The only available prokinetic agents in the United States are metoclopramide (Reglan) and erythromycin, for which the evidence is sparse. Metoclopramide may cause tardive dyskinesia and parkinsonian symptoms in older persons, limiting its use 35). Erythromycin has some prokinetic effects and is used to treat gastroparesis. However, erythromycin has not been studied as a treatment for functional dyspepsia, so its effectiveness is unknown. There is some initial evidence to suggest that herbal formulations containing peppermint improve functional dyspepsia symptoms, possibly through effects on the smooth muscle of the intestines 36). However, peppermint formulations available in the United States have not been well studied, and more research is needed.
H. pylori eradication
H. pylori eradication may be beneficial as an initial strategy for management of uninvestigated dyspepsia before endoscopy. Several meta-analyses have examined eradication therapy in patients with endoscopically confirmed functional dyspepsia.19 Although there have been some discrepancies between studies, the most recent meta-analysis showed a small but statistically significant improvement in functional dyspepsia symptoms with H. pylori eradication 37). The number needed to treat for one patient to have relief of symptoms is 15. It is not known whether this strategy is cost-effective 38).

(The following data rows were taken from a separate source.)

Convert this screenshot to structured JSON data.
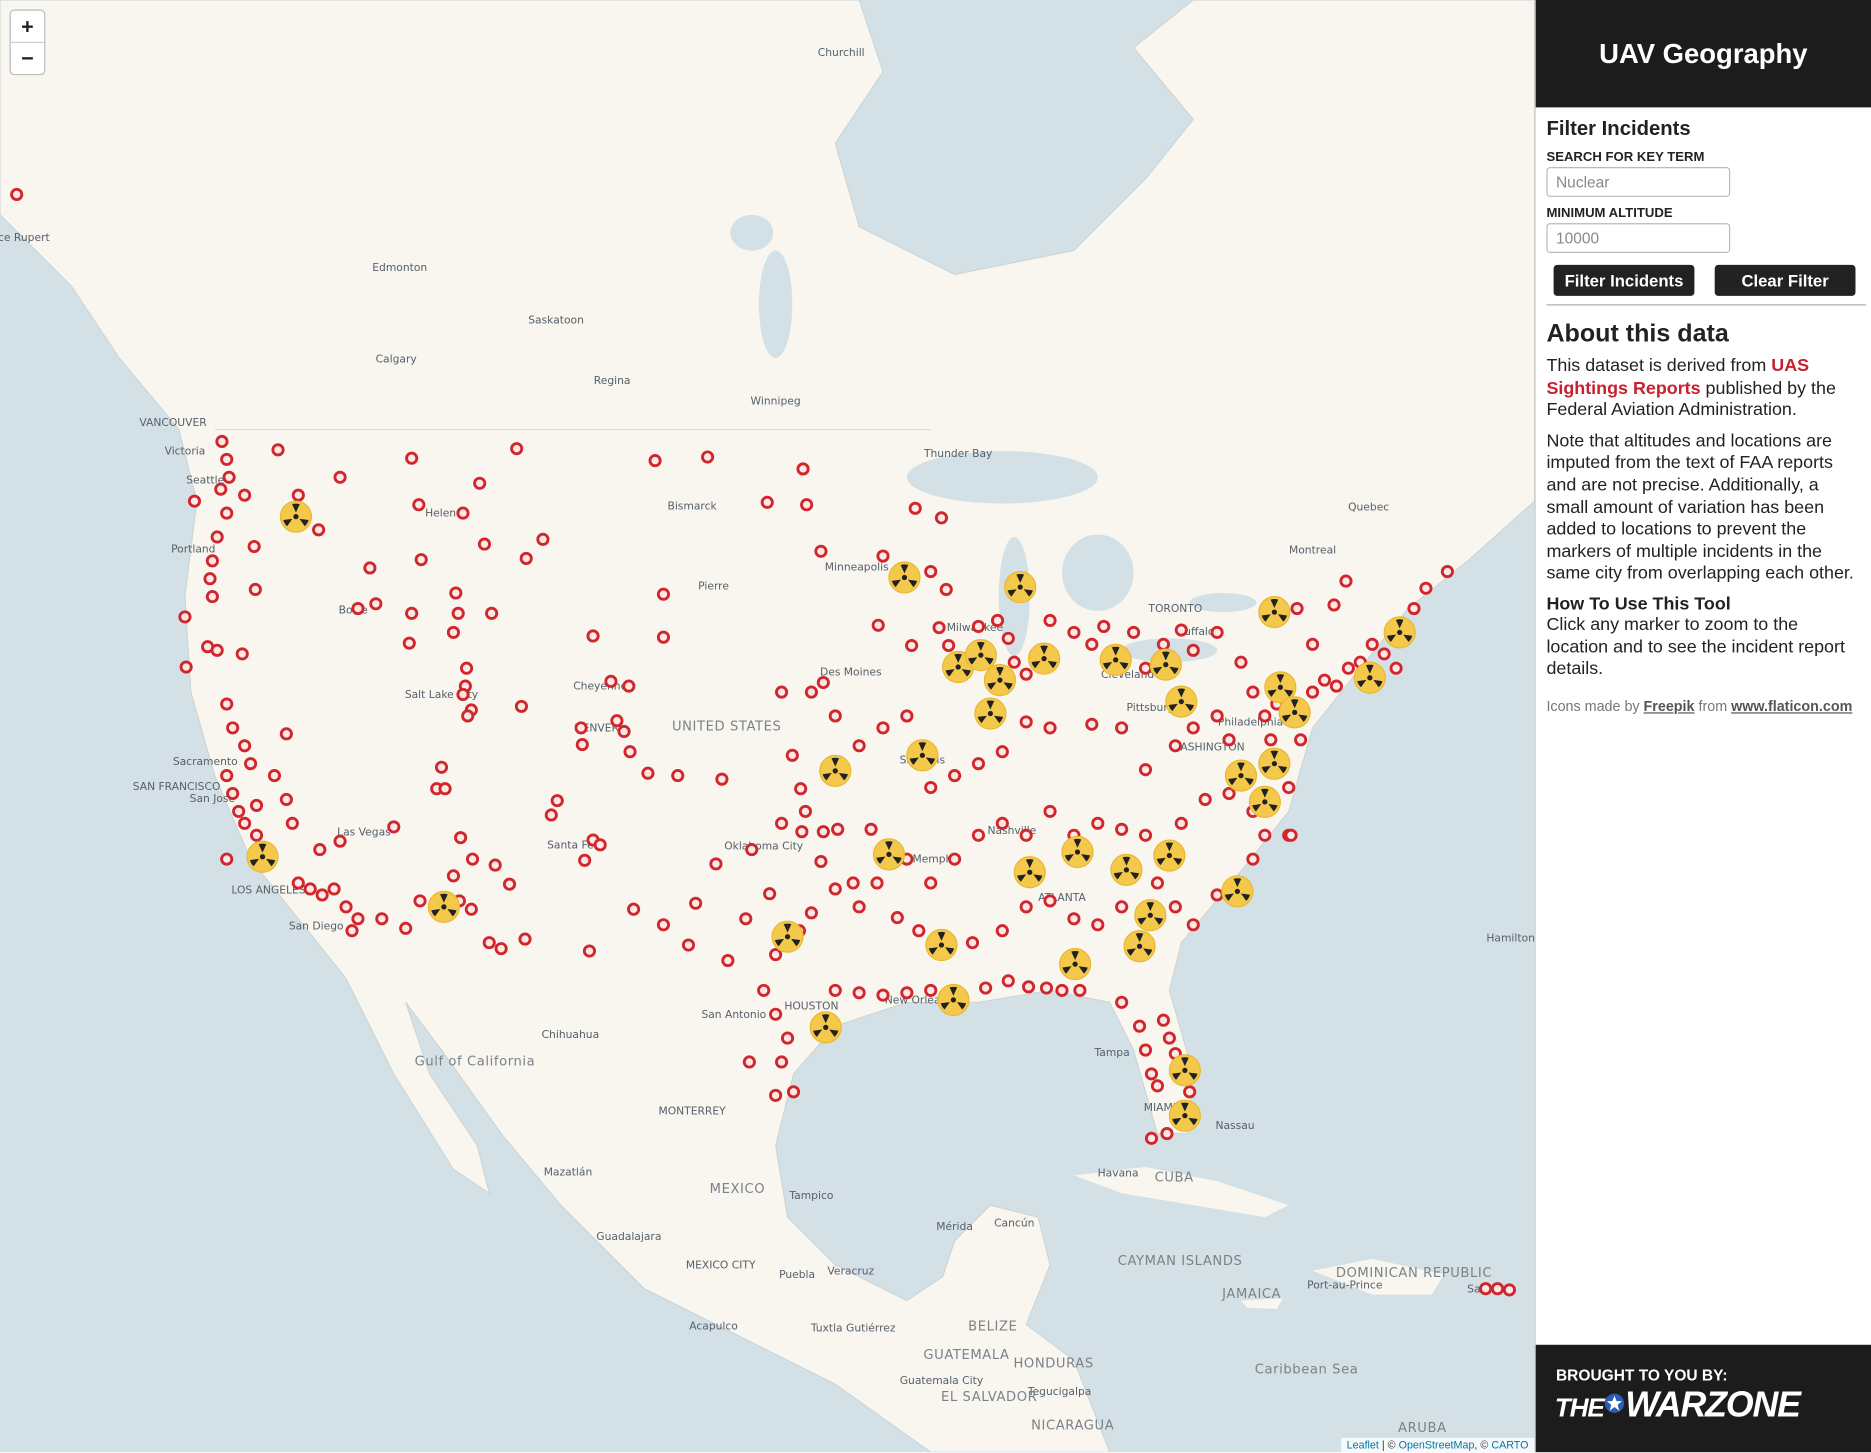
{
  "map": {
    "zoom_in": "+",
    "zoom_out": "−",
    "labels": [
      "Churchill",
      "ce Rupert",
      "Edmonton",
      "Saskatoon",
      "Calgary",
      "Regina",
      "Winnipeg",
      "VANCOUVER",
      "Victoria",
      "Seattle",
      "Portland",
      "Helena",
      "Bismarck",
      "Thunder Bay",
      "Quebec",
      "Montreal",
      "Pierre",
      "Minneapolis",
      "Boise",
      "TORONTO",
      "Buffalo",
      "Milwaukee",
      "Salt Lake City",
      "Cheyenne",
      "Des Moines",
      "Cleveland",
      "Pittsburgh",
      "DENVER",
      "UNITED STATES",
      "Philadelphia",
      "WASHINGTON",
      "St. Louis",
      "SAN FRANCISCO",
      "San Jose",
      "Sacramento",
      "Las Vegas",
      "Santa Fe",
      "Oklahoma City",
      "Nashville",
      "Memphis",
      "ATLANTA",
      "LOS ANGELES",
      "San Diego",
      "Hamilton",
      "San Antonio",
      "HOUSTON",
      "New Orleans",
      "Tampa",
      "MIAMI",
      "Nassau",
      "Chihuahua",
      "Gulf of California",
      "MONTERREY",
      "Mazatlán",
      "MEXICO",
      "Tampico",
      "Havana",
      "CUBA",
      "Mérida",
      "Cancún",
      "Guadalajara",
      "MEXICO CITY",
      "Puebla",
      "Veracruz",
      "CAYMAN ISLANDS",
      "JAMAICA",
      "DOMINICAN REPUBLIC",
      "Port-au-Prince",
      "San",
      "Acapulco",
      "Tuxtla Gutiérrez",
      "BELIZE",
      "GUATEMALA",
      "HONDURAS",
      "Guatemala City",
      "Tegucigalpa",
      "EL SALVADOR",
      "NICARAGUA",
      "ARUBA",
      "Caribbean Sea"
    ],
    "attribution": [
      "Leaflet",
      "| ©",
      "OpenStreetMap",
      ", ©",
      "CARTO"
    ]
  },
  "sidebar": {
    "title": "UAV Geography",
    "filter": {
      "heading": "Filter Incidents",
      "search_label": "SEARCH FOR KEY TERM",
      "search_value": "Nuclear",
      "altitude_label": "MINIMUM ALTITUDE",
      "altitude_value": "10000",
      "filter_button": "Filter Incidents",
      "clear_button": "Clear Filter"
    },
    "about": {
      "heading": "About this data",
      "p1": {
        "before": "This dataset is derived from",
        "link": "UAS Sightings Reports",
        "after": "published by the Federal Aviation Administration."
      },
      "p2": "Note that altitudes and locations are imputed from the text of FAA reports and are not precise. Additionally, a small amount of variation has been added to locations to prevent the markers of multiple incidents in the same city from overlapping each other.",
      "howto_heading": "How To Use This Tool",
      "howto": "Click any marker to zoom to the location and to see the incident report details.",
      "credits": [
        "Icons made by",
        "Freepik",
        "from",
        "www.flaticon.com"
      ]
    },
    "footer": {
      "label": "BROUGHT TO YOU BY:",
      "logo": [
        "THE",
        "WARZONE"
      ]
    }
  }
}
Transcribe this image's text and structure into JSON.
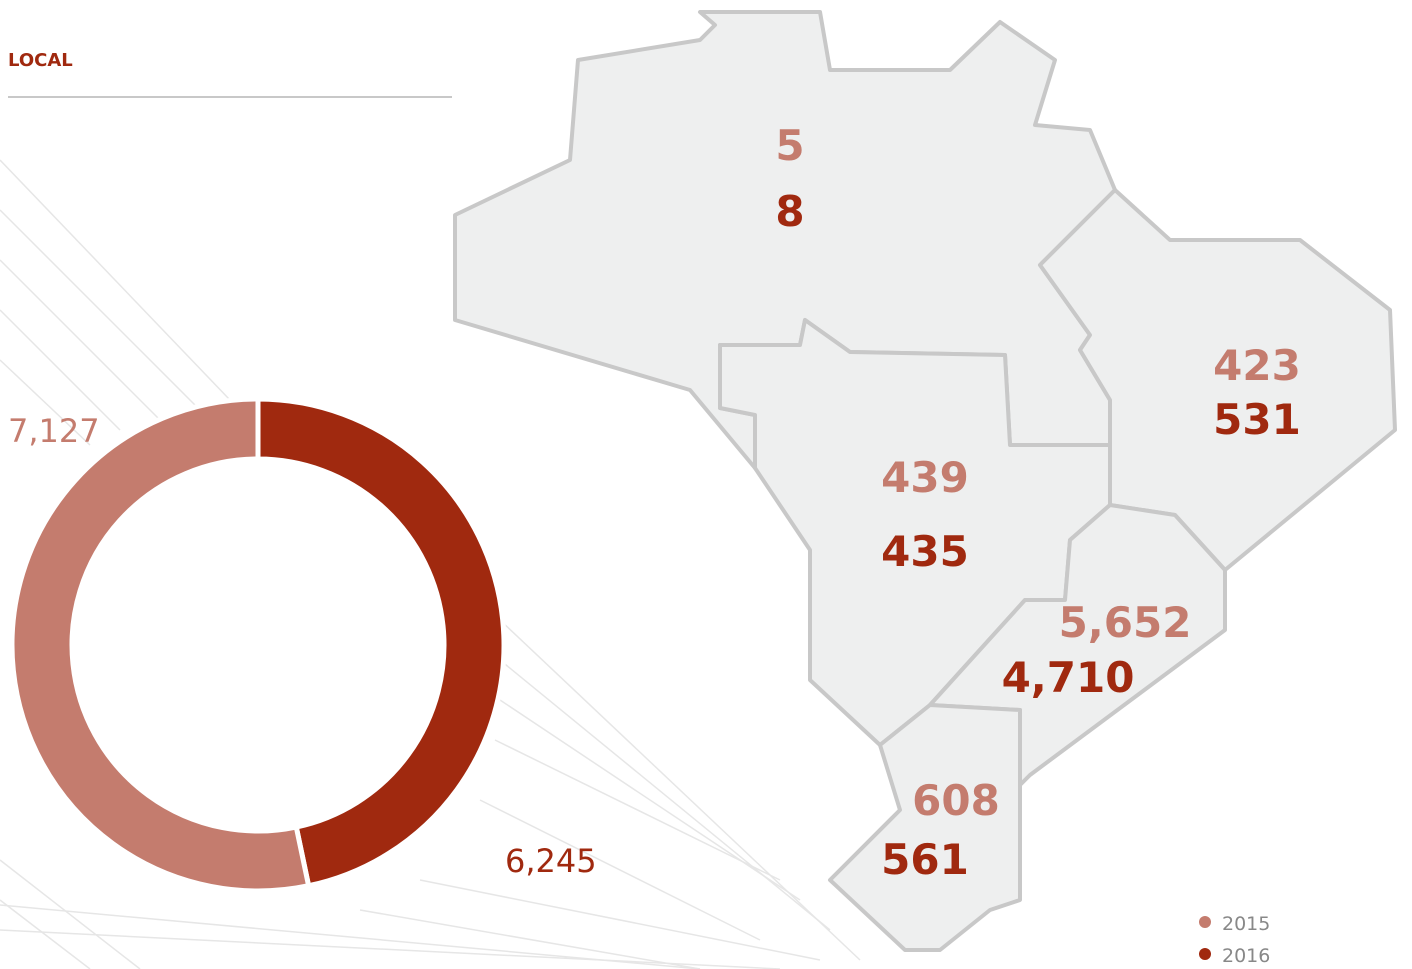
{
  "chart_data": {
    "type": "donut",
    "title": "LOCAL",
    "series": [
      {
        "name": "2015",
        "color": "#c47c6e",
        "value": 7127,
        "value_label": "7,127",
        "regions": [
          5,
          439,
          423,
          5652,
          608
        ],
        "region_labels": [
          "5",
          "439",
          "423",
          "5,652",
          "608"
        ]
      },
      {
        "name": "2016",
        "color": "#a0290f",
        "value": 6245,
        "value_label": "6,245",
        "regions": [
          8,
          435,
          531,
          4710,
          561
        ],
        "region_labels": [
          "8",
          "435",
          "531",
          "4,710",
          "561"
        ]
      }
    ]
  }
}
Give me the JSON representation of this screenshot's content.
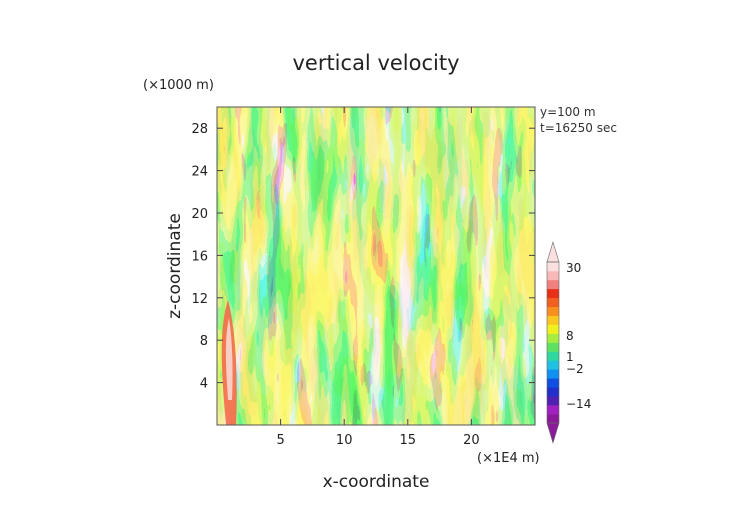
{
  "chart_data": {
    "type": "heatmap",
    "title": "vertical velocity",
    "xlabel": "x-coordinate",
    "ylabel": "z-coordinate",
    "x_multiplier_label": "(×1E4 m)",
    "y_multiplier_label": "(×1000 m)",
    "annotations": [
      "y=100 m",
      "t=16250 sec"
    ],
    "xlim": [
      0,
      25
    ],
    "ylim": [
      0,
      30
    ],
    "x_ticks": [
      5,
      10,
      15,
      20
    ],
    "y_ticks": [
      4,
      8,
      12,
      16,
      20,
      24,
      28
    ],
    "colorbar": {
      "labeled_levels": [
        "30",
        "8",
        "1",
        "−2",
        "−14"
      ],
      "colors": [
        "#8b1a9b",
        "#a020c0",
        "#5020b0",
        "#2030c8",
        "#1050e0",
        "#1090f0",
        "#20c0e0",
        "#30d8a0",
        "#60e060",
        "#a8ec40",
        "#f0f020",
        "#f8c820",
        "#f89020",
        "#f06020",
        "#e83018",
        "#f08080",
        "#f8b8b8",
        "#fce0e0"
      ]
    },
    "field_description_colors": {
      "strong_down": "#1e2fd0",
      "down": "#1a9ee8",
      "weak_down": "#22d0c8",
      "neutral_low": "#58dc58",
      "neutral": "#b6ec3a",
      "weak_up": "#f4f02a",
      "up": "#f89a28",
      "strong_up": "#e24418"
    }
  }
}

Psychotropic and Psyhological Interventions
Because of the high rate of coexisting depression and psychiatric illness in patients with refractory functional dyspepsia, many physicians prescribe antidepressants. However, there are only limited studies with a lack of randomized controlled trials supporting this strategy. A meta-analysis showed that tricyclic antidepressants significantly improved functional GI disorders, but the review did not isolate functional dyspepsia from other functional GI disorders, such as irritable bowel syndrome and heartburn 39). A small crossover study found that low-dose amitriptyline improved functional dyspepsia symptoms; however, it included only 14 patients and lasted only one month 40). A larger study of children with irritable bowel syndrome, functional abdominal pain, or functional dyspepsia showed no improvement with amitriptyline versus placebo 41). More trials are underway that may elucidate the use of tricyclic antidepressants in patients with functional dyspepsia 42).
Four randomized controlled trials investigated the use of psychological interventions in patients with dyspepsia symptoms 43). Because each trial evaluated a different intervention (i.e., psychotherapy, psychodrama, cognitive behavior therapy, relaxation therapy, and hypnosis), no meta-analysis was possible. Additionally, because of the poor quality of these trials, there was insufficient evidence to recommend these interventions for treatment of dyspepsia. However, these methods can still be used to treat common psychiatric comorbidities.